Evaluating the sum of a sigma notation problem with a lower limit k=10

[Brianna V]

How do I evaluate the sum of this sigma notation problem?

20
∑ k
k=10

Normally, I would think to use the theorem for the sum of the first n integers:
n
∑ k = n(n+1)/2
k=1

I don't know how to do this, however, since the lower limit is k=10, not k=1.

My professor wrote this note on the board for the problem. It gives the answer, but I still don't understand it. If you do, could you explain? Thanks!

20...20...9
∑ k = ∑ - ∑ k
k=10 k=1 k=1

20(21)/2 - 9(10)/2 = 165 <-- (The answer)

 

[Brianna V]

I think I've got an answer from another responder. His post is below:

For this sum you can just plug in the values until you hit 20. That's all you need to do.
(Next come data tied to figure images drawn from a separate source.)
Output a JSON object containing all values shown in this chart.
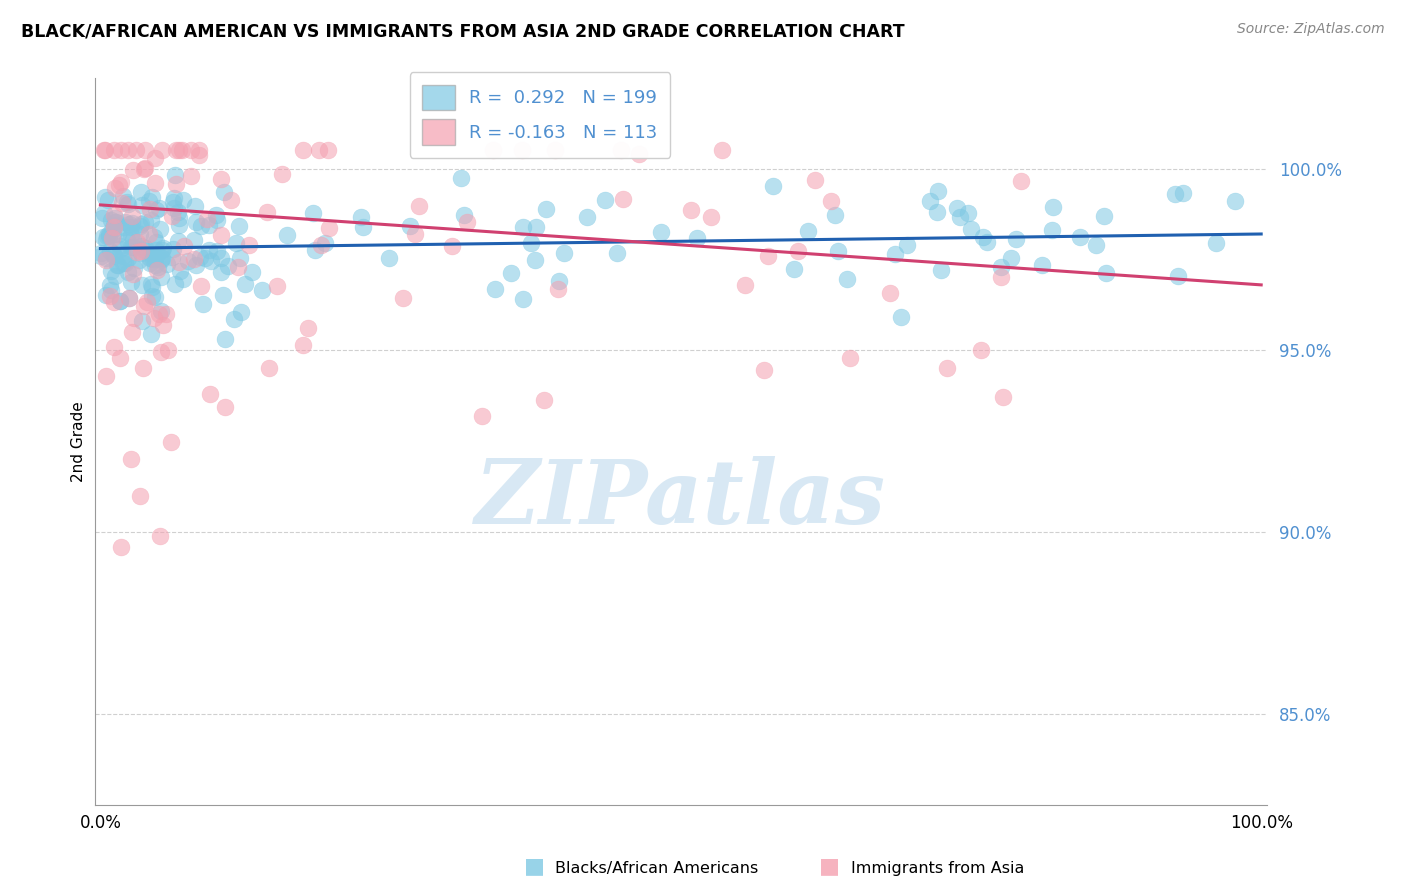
{
  "title": "BLACK/AFRICAN AMERICAN VS IMMIGRANTS FROM ASIA 2ND GRADE CORRELATION CHART",
  "source": "Source: ZipAtlas.com",
  "ylabel": "2nd Grade",
  "legend_blue_label": "Blacks/African Americans",
  "legend_pink_label": "Immigrants from Asia",
  "r_blue": 0.292,
  "n_blue": 199,
  "r_pink": -0.163,
  "n_pink": 113,
  "blue_color": "#7ec8e3",
  "pink_color": "#f4a0b0",
  "blue_line_color": "#2060b0",
  "pink_line_color": "#d04070",
  "y_tick_labels": [
    "85.0%",
    "90.0%",
    "95.0%",
    "100.0%"
  ],
  "y_tick_values": [
    0.85,
    0.9,
    0.95,
    1.0
  ],
  "ylim": [
    0.825,
    1.025
  ],
  "xlim": [
    -0.005,
    1.005
  ],
  "blue_slope": 0.004,
  "blue_intercept": 0.978,
  "pink_slope": -0.022,
  "pink_intercept": 0.99,
  "watermark_text": "ZIPatlas",
  "watermark_color": "#c8dff0",
  "background_color": "#ffffff",
  "grid_color": "#d0d0d0",
  "tick_color": "#5090d0"
}
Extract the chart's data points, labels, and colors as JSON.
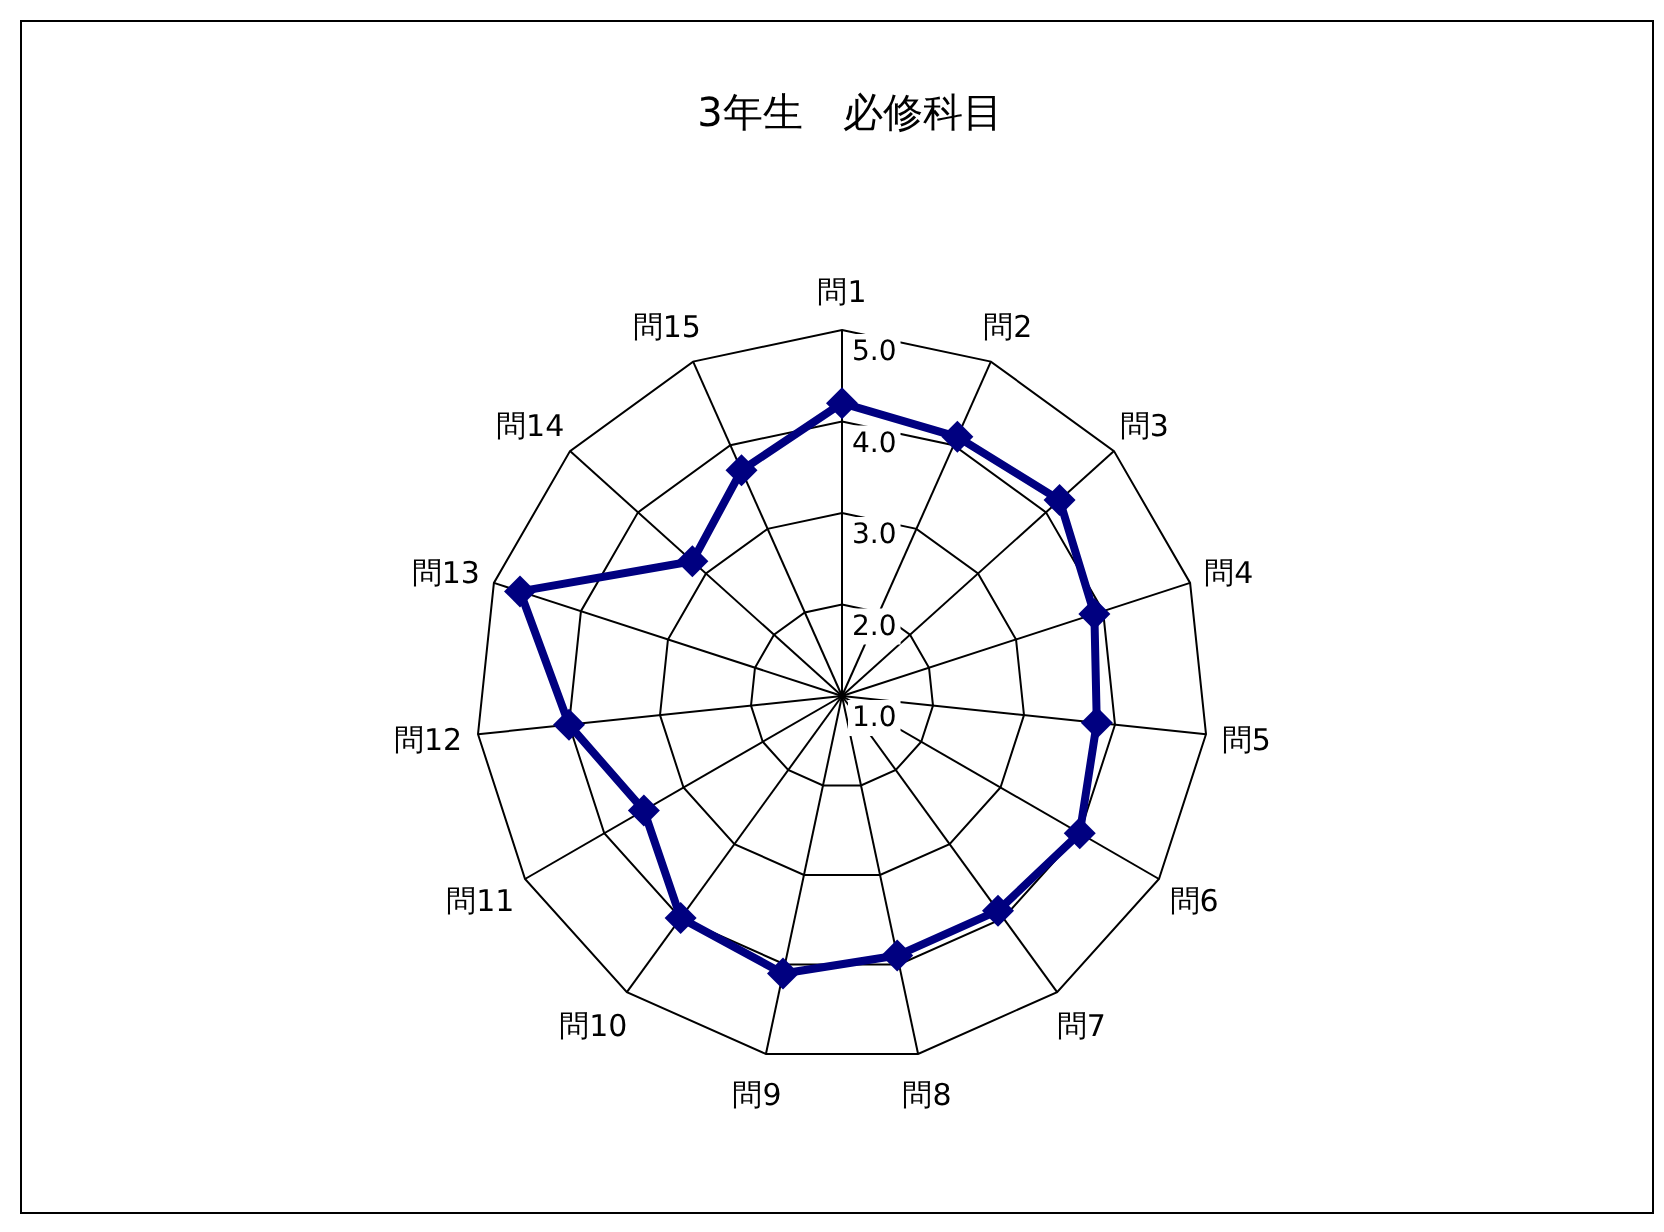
{
  "chart_data": {
    "type": "radar",
    "title": "3年生　必修科目",
    "categories": [
      "問1",
      "問2",
      "問3",
      "問4",
      "問5",
      "問6",
      "問7",
      "問8",
      "問9",
      "問10",
      "問11",
      "問12",
      "問13",
      "問14",
      "問15"
    ],
    "series": [
      {
        "color": "#000080",
        "values": [
          4.2,
          4.1,
          4.2,
          3.9,
          3.8,
          4.0,
          3.9,
          3.9,
          4.1,
          4.0,
          3.5,
          4.0,
          4.7,
          3.2,
          3.7
        ]
      }
    ],
    "ylim": [
      1,
      5
    ],
    "yticks": [
      {
        "value": 1,
        "label": "1.0"
      },
      {
        "value": 2,
        "label": "2.0"
      },
      {
        "value": 3,
        "label": "3.0"
      },
      {
        "value": 4,
        "label": "4.0"
      },
      {
        "value": 5,
        "label": "5.0"
      }
    ],
    "marker": "diamond",
    "line_style": "solid"
  }
}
10+11+12+13+14+15+16+17+18+19+20 = 165

His way is unnecessary and requires much more work. A better way is this, when ever you subtract k from the lower limit and the upper limit, you need to add that k in the sigma notation. In this way you can put your lower limit back to 1.

so

20...19 ... 11
∑ k = ∑ (k+1) = ∑ (k+9) = 165
k=10 k=9 ... k=1

 

[haruspex]

20...20...9
∑ k = ∑ - ∑ k
k=10 k=1 k=1

That's pretty straightforward. It just says that the sum of the first 20 terms of a series can be split into the sum of the first 9 and the sum of the next 11.